Король был шокирован таким странным поведением чужеземцев и сейчас ко всем судам «белых» относились с опаской, ожидая новых десантов от них и бессмысленного освобождения пленников, приготовленых к торгу.

Офицеры «Саффолка» в разговорах между собой подозревали, что на Мадагаскаре может быть возрождена старая, почти что мифическая, Либерталия — о которой они прежде немало слышали и читали, и что данные корабли — её эмиссары, что вербуют пополнения к себе в Республику Свободы.

Выяснилось, что пираты рабов обычно себе не берут в качестве прислуги, скорее как пополнение команды или временных помощников, и посему являются естественными друзьями или хотя бы нейтралами, к подобным пленникам.

Однако различие в языках и нравах не позвляет полноценно объединиться пиратам и африканцам или индейцам.

Рабы с плантаций немногочисленны среди пиратов и скорее служат как проводники по территориям где находились, чем полноценные участники пиратского сообщества.

Для колонистов и властей — что пираты, что рабы — всё отребье и с ними разговор короток: петля на руки или шею, или пуля в голову!

Обе данные группы совершенно похожим образом относятся к своим преследователям и если захватывают города, то издеваются над населением по полной, невероятной по жестокости, мере: пираты, по причине желания узнать где спрятали ценности и пограбить как можно более всего в захваченном городе, а рабы — из чувства мести своим прежним господам и мучителям.

Вскоре однако «Саффолк» получил разрешение войти ближе к берегу в пролив и начать выпускать офицеров и матросов на берег, для закупок еды или чего ещё.

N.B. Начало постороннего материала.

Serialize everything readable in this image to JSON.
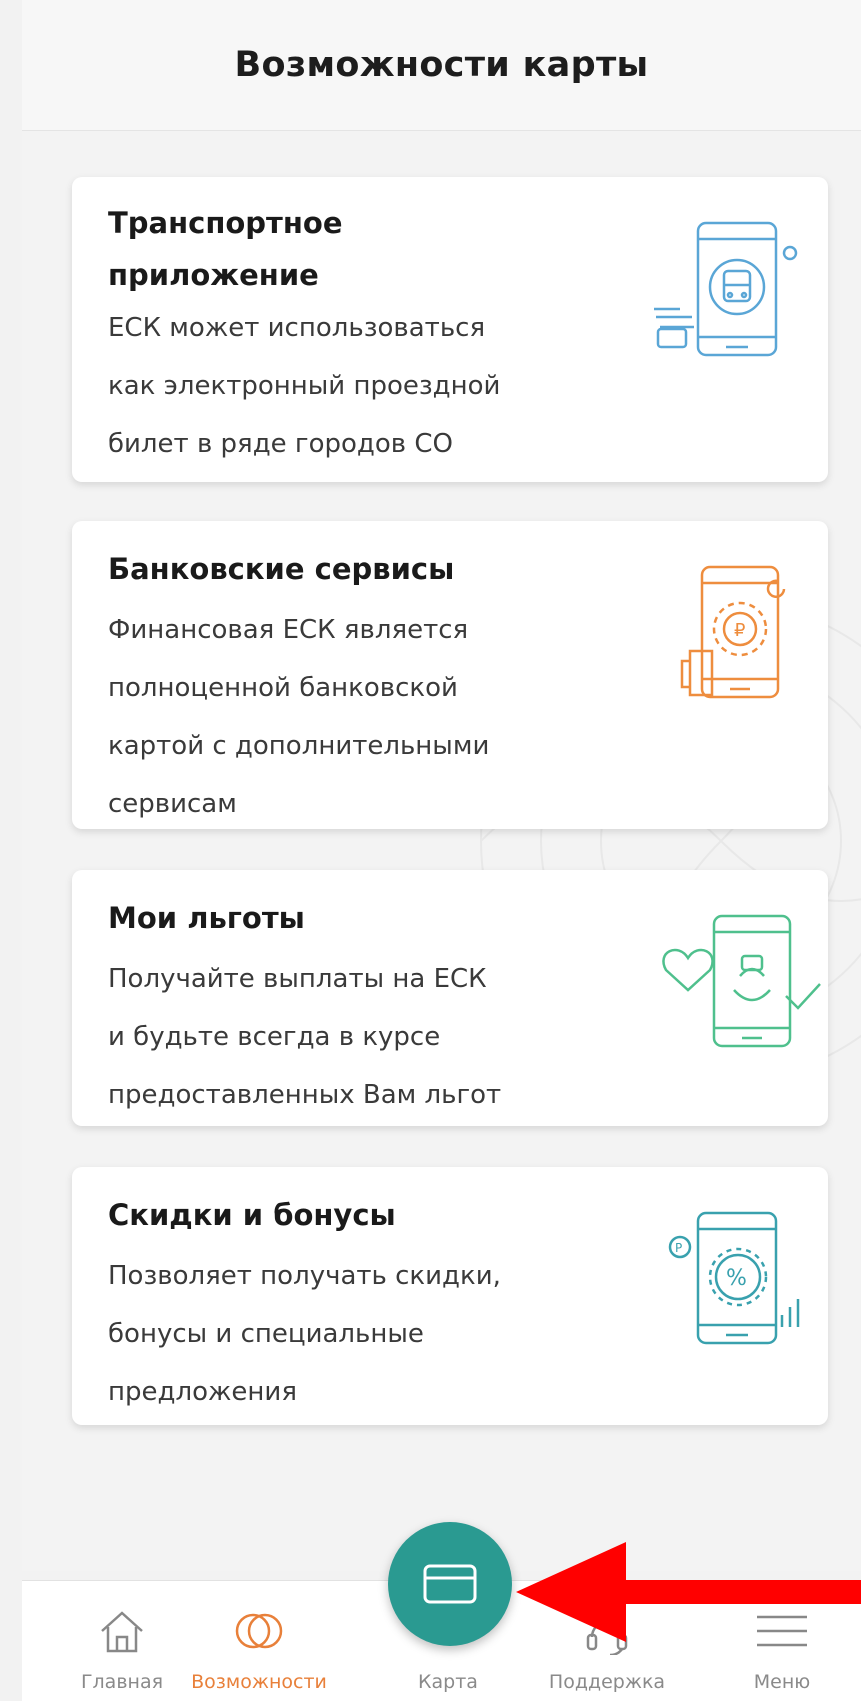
{
  "header": {
    "title": "Возможности карты"
  },
  "cards": [
    {
      "title_lines": [
        "Транспортное",
        "приложение"
      ],
      "text_lines": [
        "ЕСК может использоваться",
        "как электронный проездной",
        "билет в ряде городов СО"
      ],
      "icon": "transport-phone-icon",
      "accent": "#5aa6d6"
    },
    {
      "title_lines": [
        "Банковские сервисы"
      ],
      "text_lines": [
        "Финансовая ЕСК является",
        "полноценной банковской",
        "картой с дополнительными",
        "сервисам"
      ],
      "icon": "banking-phone-icon",
      "accent": "#ee8d3e"
    },
    {
      "title_lines": [
        "Мои льготы"
      ],
      "text_lines": [
        "Получайте выплаты на ЕСК",
        "и будьте всегда в курсе",
        "предоставленных Вам льгот"
      ],
      "icon": "benefits-phone-icon",
      "accent": "#4fc08d"
    },
    {
      "title_lines": [
        "Скидки и бонусы"
      ],
      "text_lines": [
        "Позволяет получать скидки,",
        "бонусы и специальные",
        "предложения"
      ],
      "icon": "discounts-phone-icon",
      "accent": "#39a1ae"
    }
  ],
  "nav": {
    "items": [
      {
        "label": "Главная",
        "icon": "home-icon",
        "active": false
      },
      {
        "label": "Возможности",
        "icon": "features-icon",
        "active": true
      },
      {
        "label": "Карта",
        "icon": "card-icon",
        "active": false
      },
      {
        "label": "Поддержка",
        "icon": "support-headset-icon",
        "active": false
      },
      {
        "label": "Меню",
        "icon": "menu-icon",
        "active": false
      }
    ]
  },
  "colors": {
    "accent_orange": "#e8803a",
    "fab_teal": "#2a9a91",
    "annotation_arrow": "#ff0000"
  }
}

Король Дагомеи, из за случая с освободителями рабов, потерял около сотни своих солдат раненными и убитыми, и три десятка боевых лодок.

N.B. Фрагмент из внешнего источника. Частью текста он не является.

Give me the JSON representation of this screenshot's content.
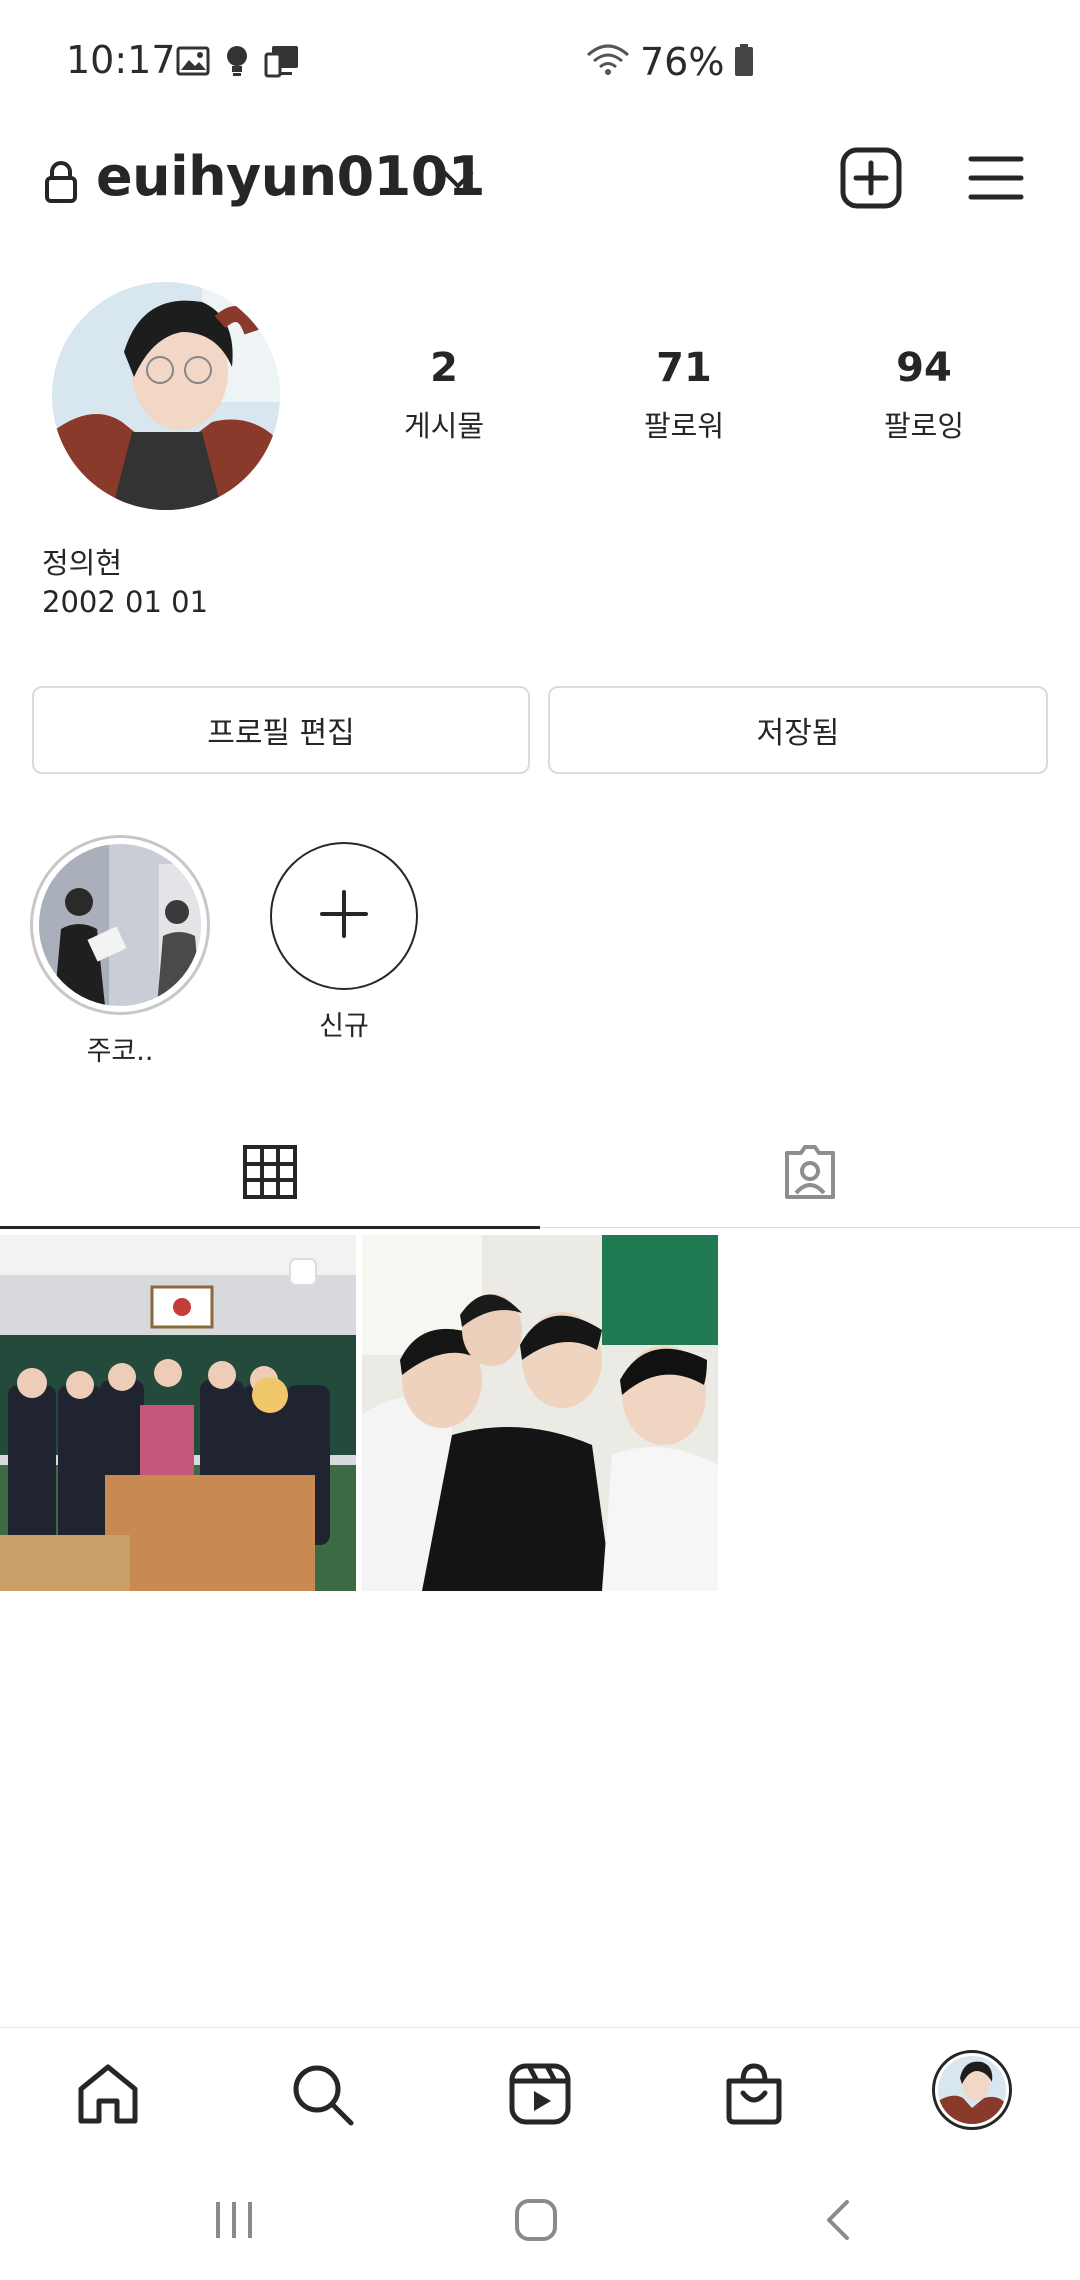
{
  "status_bar": {
    "time": "10:17",
    "battery_percent": "76%",
    "icons_left": [
      "gallery-icon",
      "bulb-icon",
      "device-icon"
    ],
    "icons_right": [
      "wifi-icon",
      "battery-icon"
    ]
  },
  "header": {
    "username": "euihyun0101",
    "icons": [
      "lock-icon",
      "chevron-down-icon",
      "add-post-icon",
      "menu-icon"
    ]
  },
  "profile": {
    "stats": [
      {
        "value": "2",
        "label": "게시물"
      },
      {
        "value": "71",
        "label": "팔로워"
      },
      {
        "value": "94",
        "label": "팔로잉"
      }
    ],
    "name": "정의현",
    "bio": "2002 01 01"
  },
  "buttons": {
    "edit_profile": "프로필 편집",
    "saved": "저장됨"
  },
  "highlights": [
    {
      "label": "주코.."
    },
    {
      "label": "신규"
    }
  ],
  "tabs": [
    "grid-icon",
    "tagged-icon"
  ],
  "bottom_nav": [
    "home-icon",
    "search-icon",
    "reels-icon",
    "shop-icon",
    "profile-avatar"
  ],
  "system_nav": [
    "recents-icon",
    "home-button-icon",
    "back-icon"
  ],
  "colors": {
    "text": "#262626",
    "border": "#dbdbdb",
    "secondary": "#8e8e8e"
  }
}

Сейчас его сильно теснили войска соседнего королевства, которому Дагомея прежде платила непосильную дань.

Король умолял офицеров «Саффолка» обстрелять пушками большой город соседей, что также стоял на берегу залива Бенин и совершить высадку десанта — что бы подобной акцией сравнять его потери в воинстве, с потерями агрессивных соседей.

Также местный правитель просил продать ему «большие ружья» и новый порох, не порошок, а гранулированный, что обычно поставлялся его армии крайне небольшими партиями.

Ему сказали прежние торговцы, что европейцы именно таким порохом ведут свои конфликты и правителю Дагомеи захотелось полностью перевести собственных стрелков на подобный «взрыв-порошок». Он думал что тогда будет ещё сильнее звук выстрела и больше облако дыма, и вражеские силы отступят в панике перед его усилившейся мощью.

За те три недели что Джим постоянно курсировал с корабля на берег и обратно, он немного отъелся и смог даже обзавестись рабыней — тринадцатилетней местной девчушкой, во всём ему послушной.

Первоначально она досталась Хокинсу случайно, как несорт при погрузке очередной партии рабов и он тут же взял её к себе в качестве наложницы, что бы ждала его на берегу и помогала покупать и нести к шлюпкам провизию, для закупок на судно.

Потом, когда пару недель прошли в почти «семейной», как казалось Джиму, жизни — он задумался что же ему делать дальше: бросать Юаю не хотелось, такое прозвище девчушка получила случайно, от их смешного первого объяснения кто есть кто и что он хозяин, а она рабыня: Ю-ай-ю и тычки пальцами в грудь.

Юаю была худой и длинноногой, ростом почти с самого, возмужавшего, за время плавания и прилично вымахавшего ростом и расширившейся грудной клеткой, Джима. Девчушка имела плоскую грудь и огромнейшие глаза, почти на четверть лица.

Всегда ходила лишь в небольшой набедренной повязке и отказывалась прикрывать грудь, вызывая этим раздражение европейского подростка. Часто смеялась и неплохо, хотя и по своему, танцевала.

То, что она никогда не отказывала в близости Джиму, особенно его радовало и юнга всё время думал как можно будет тайком провести её на «Саффолк» и сбежать вместе в Англию или Ямайку, что бы вдвоём начать поиски по карте острова с сокровищами, зарытых там капитаном Флинтом, кладов.

Варианта никакого реалистичного он придумать так и не смог, и зная что вскоре его корабль вновь возвращается в колонии, что бы сопровождать девять судов в очередном караване работорговцев, совершенно пал духом.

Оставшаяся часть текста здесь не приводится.